Standard questions can elicit standard answers. To the standard question, then, the answer is that Fianna Fail is toxic, that its future is behind it and that it is now experiencing a lingering death, painful to the Dev Og touch.
When the party gathered in Dublin this weekend, the most diehard supporter found it hard to disagree, even if, in the nature of these things, the Ard Fheis served to buoy them somewhat.
Other opinion polls tell us that Fianna Fail still hovers in or around the mid-to-high teens in terms of "popularity", a dramatic fall from the heady days when it routinely commanded the support of a third of the electorate.
Today's Sunday Independent/Millward Brown Lansdowne poll did not ask the standard questions.

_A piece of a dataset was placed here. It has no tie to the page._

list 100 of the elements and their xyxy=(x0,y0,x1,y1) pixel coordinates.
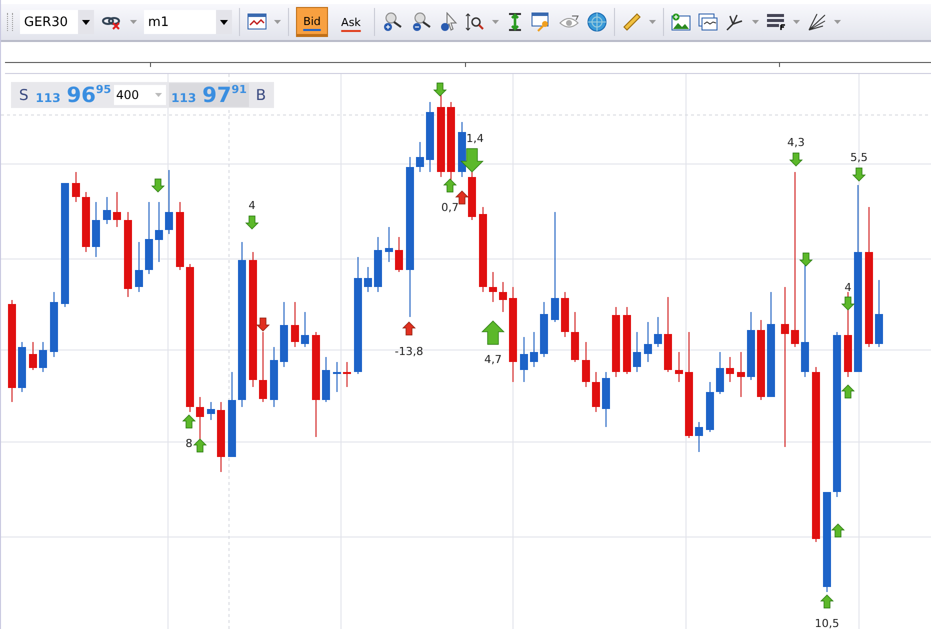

Rather, we sought to test the substance of what Micheal Martin told the Ard Fheis on Friday night: "The only place where a credible alternative approach to this Government can come is from Fianna Fail," he said.
That may sound like a throwaway sound bite for the party faithful, and in many ways it was, but our poll finds that the electorate remains cautious to a more radical alternative, or more particularly, to the Fine Gael wing of the current coalition.
Fianna Fail is still in the game, therefore -- which is not to say that all is forgiven.
When asked who is to blame for the state of the economy, 39 per cent said the previous government of Fianna Fail/Greens, four points more than the banks (35 per cent).
These two, above all others, are primarily held responsible: the previous financial regulator (eight per cent); property developers (seven per cent); the present Government (four per cent); foreign banks (four per cent) and ourselves (three per cent) are significantly less held to account.
But yet over a third (36 per cent) would like to see Fianna Fail recover to become a realistic alternative party of government again, that is, in or around the same percentage of the electorate which, not that long ago, so routinely placed a tick alongside a candidate of the party.
The finding is significant for many reasons, not least that it may go some way towards disproving the theory that it has gone away, you know, to misquote the Sinn President Gerry Adams in another context.
The reference is relevant. Sinn Fein is flying high in other polls at the moment, or so it would seem, when the standard question is asked. But now examine our poll...
Less than a quarter (23 per cent) would like to see Sinn Fein in government; a massive 61 per cent would not like to see Sinn Fein in government; almost half (49 per cent) would "strongly" dislike to see them in government.
Although 40 per cent would not like to see a resurgent Fianna Fail -- 28 per cent are "strongly" of that view -- the point is made: when it comes to huffing and puffing and giving out, Sinn Fein is fine in opposition; when it comes to choosing a government from the opposition, Fianna Fail is preferred.
As Sinn Fein plots its strategy, therefore, which is to be in government by 2016, it would do well to bear in mind that the support it may seem to be drawing is soft, soft as the underbelly of a fish, too soft to rely upon.
A breakdown of the figures is even more instructive. This weekend, at the RDS, many of the pundits have suggested that the support base of Fianna Fail is aged, in the over-65 age group, perhaps, or not far off. But in our poll, those who would like to see a resurgent Fianna Fail are drawn from all age groups: more than a third (33 per cent) are over 65, but 35 per cent and 36 per cent of those aged 25-35 and 35-49 respectively also agree that a fit-for-purpose Fianna Fail is desirable.
Similarly, and somewhat surprisingly, the desire is also strong across the urban (35 per cent) and rural (37 per cent) divide, and in terms of social class, is particularly strong among those classed AB (43 per cent).
Predictably, Sinn Fein scores strongest in the 18-24 age group (29 per cent) in terms of those who would like to see the party in government; but now ask their parents (23 per cent) and grandparents (18 per cent), who still have no truck with the political wing of the Provisional IRA.
The Independents, meanwhile, are proving to be a little disappointing. Asked if those who voted for Independent TDs are being represented effectively, just a third (29 per cent) agree while 43 per cent disagree.
In terms of the opposition, however, the real finding is that Fianna Fail is not done for yet; more than that, it has everything to play for, perhaps now more than ever that Micheal Martin has finally taken a grip of the party.
His former deputy leader, Eamon O Cuiv, may have more in common with Sinn Fein on the issue of the day, republican-laced euroscepticism, but will do well to remember that when it comes to the formation of government, the people know who they want and who they do not want.